Here the Court, exercising what Linda Greenhouse calls “Selective Empathy” reverses and remands for further proceedings. There were were two dissenting judges in the Florida Supreme Court but the majority decision of:
the Florida Supreme Court, following the state postconviction court, unreasonably discounted the evidence of Porter’s childhood abuse and military service. It is unreasonable to discount to irrelevance the evidence of Porter’s abusive childhood, especially when that kind of history may have particular salience for a jury evaluating Porter’s behavior in his relationship with Williams. It is also unreasonable to conclude that Porter’s military service would be reduced to “inconsequential proportions,” simply because the jury would also have learned that Porter went AWOL on more than one occasion. Our Nation has a long tradition of according leniency to veterans in recognition of their service, especially for those who fought on the front lines as Porter did. Moreover, the relevance of Porter’s extensive combat experience is not only that he served honorably under extreme hardship and gruesome conditions, but also that the jury might find mitigating the intense stress and mental and emotional toll that combat took on Porter. The evidence that he was AWOL is consistent with this theory of mitigation and does not impeach or diminish the evidence of his service. To conclude otherwise reflects a failure to engage with what Porter actually went through in Korea.
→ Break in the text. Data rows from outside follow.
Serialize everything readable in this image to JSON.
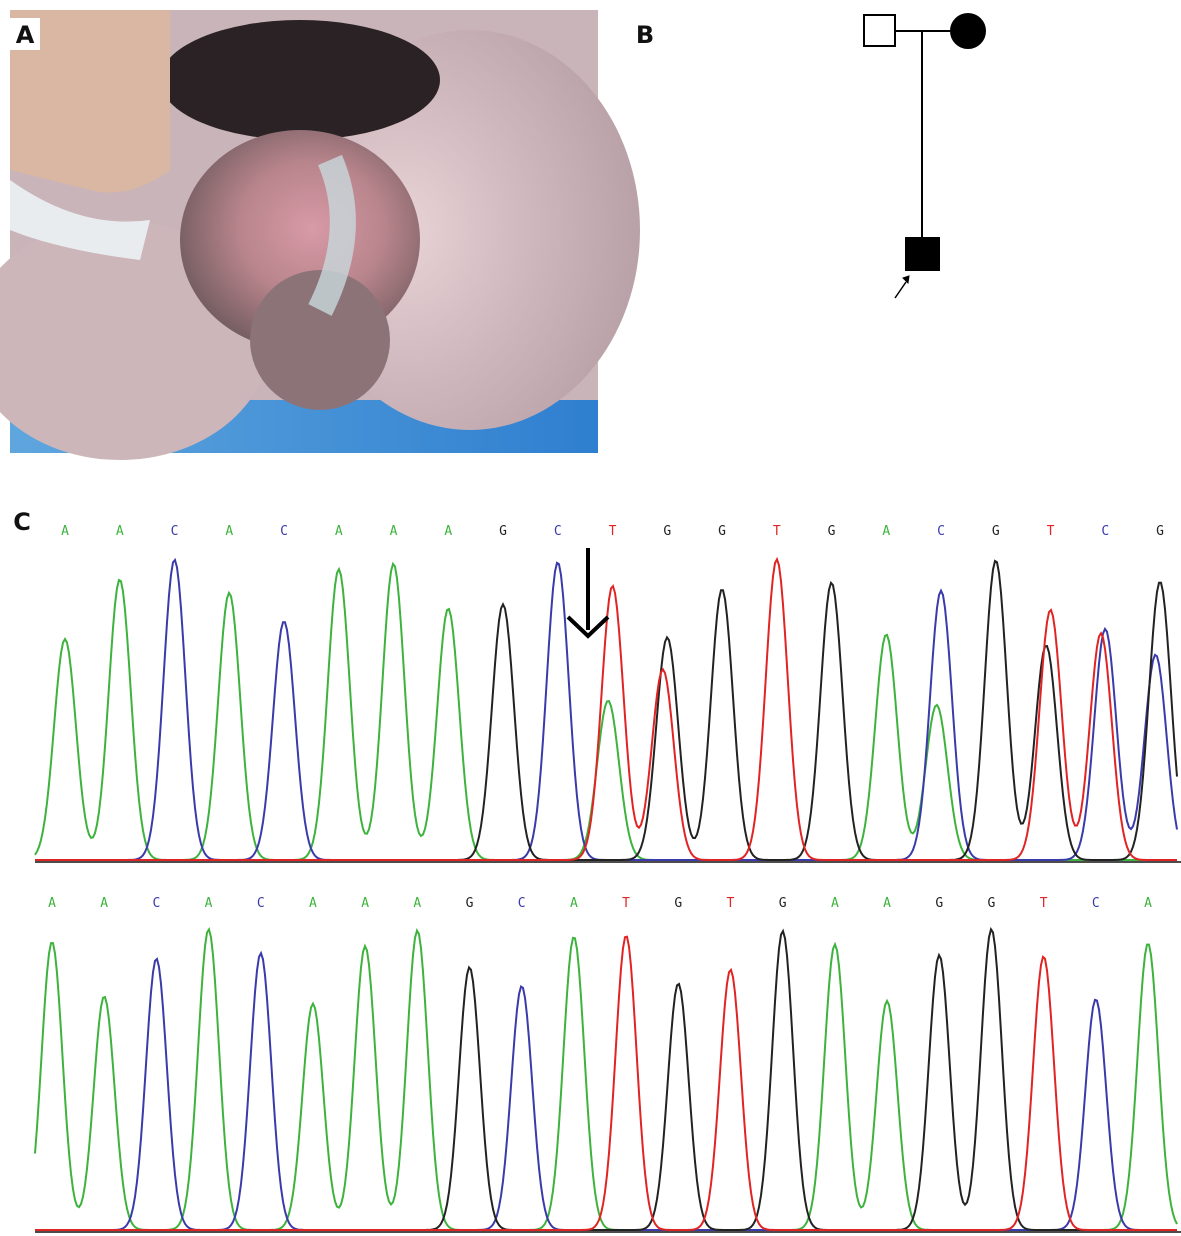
{
  "panels": [
    {
      "label": "A"
    },
    {
      "label": "B"
    },
    {
      "label": "C"
    }
  ],
  "sequences": [
    {
      "bases": [
        "A",
        "A",
        "C",
        "A",
        "C",
        "A",
        "A",
        "A",
        "G",
        "C",
        "T",
        "G",
        "G",
        "T",
        "G",
        "A",
        "C",
        "G",
        "T",
        "C",
        "G"
      ]
    },
    {
      "bases": [
        "A",
        "A",
        "C",
        "A",
        "C",
        "A",
        "A",
        "A",
        "G",
        "C",
        "A",
        "T",
        "G",
        "T",
        "G",
        "A",
        "A",
        "G",
        "G",
        "T",
        "C",
        "A"
      ]
    }
  ]
}
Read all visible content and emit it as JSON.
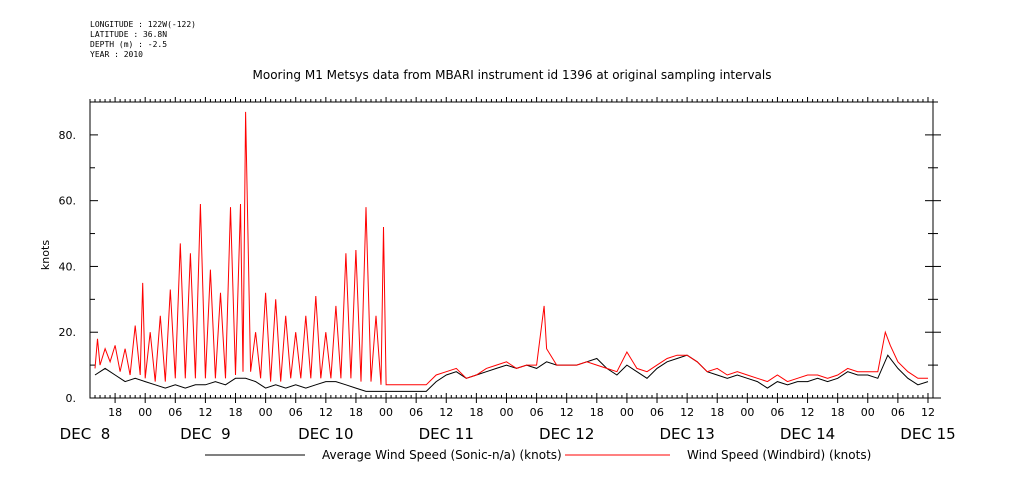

We do not require a defendant to show “that counsel’s deficient conduct more likely than not altered the outcome” of his penalty proceeding, but rather that he establish “a probability sufficient to undermine confidence in [that] outcome.” This Porter has done. [citing Strickland v. Washington, 104 S. Ct. 2052]
The petition for certiorari is granted
Be sure to read the Linda Greenhouse article about Porter. Consider her question “Is selective empathy better than no empathy at all?”; and “underscore the anomaly of the mercy the court bestowed” on a Korean war veteran haunted by zombies.
Unsurprisingly, this case has already been distinguished by numerous subsequent cases and the unique facts may mean it will have little precedential value. But there is already a variety of commentary about this case in the Law Reviews including (with apologies that these links are behind a lexis paywall): implications for criminal responsibility of Middle East war veterans, the possibility of special veterans courts, and also commentary on the Supreme Court’s renewed interest in the law of lawyering.
In related war zombie stories, recall the ZombieLaw post about “Cold War Veteran Denied PTSD services”. And note also the Korean connection: that Korea is associated to zombies in 1950′s as a zombie government of the Soviets (See also “Koreans are Soviet Zombies”) and more recently regarding North Korean zombie computer hacker botnets and currently a popular mixed martial artist, Jung Chan-Sung, fights under the nickname “The Korean Zombie”. Finally, I would highlight that the Porter case also originates in Florida.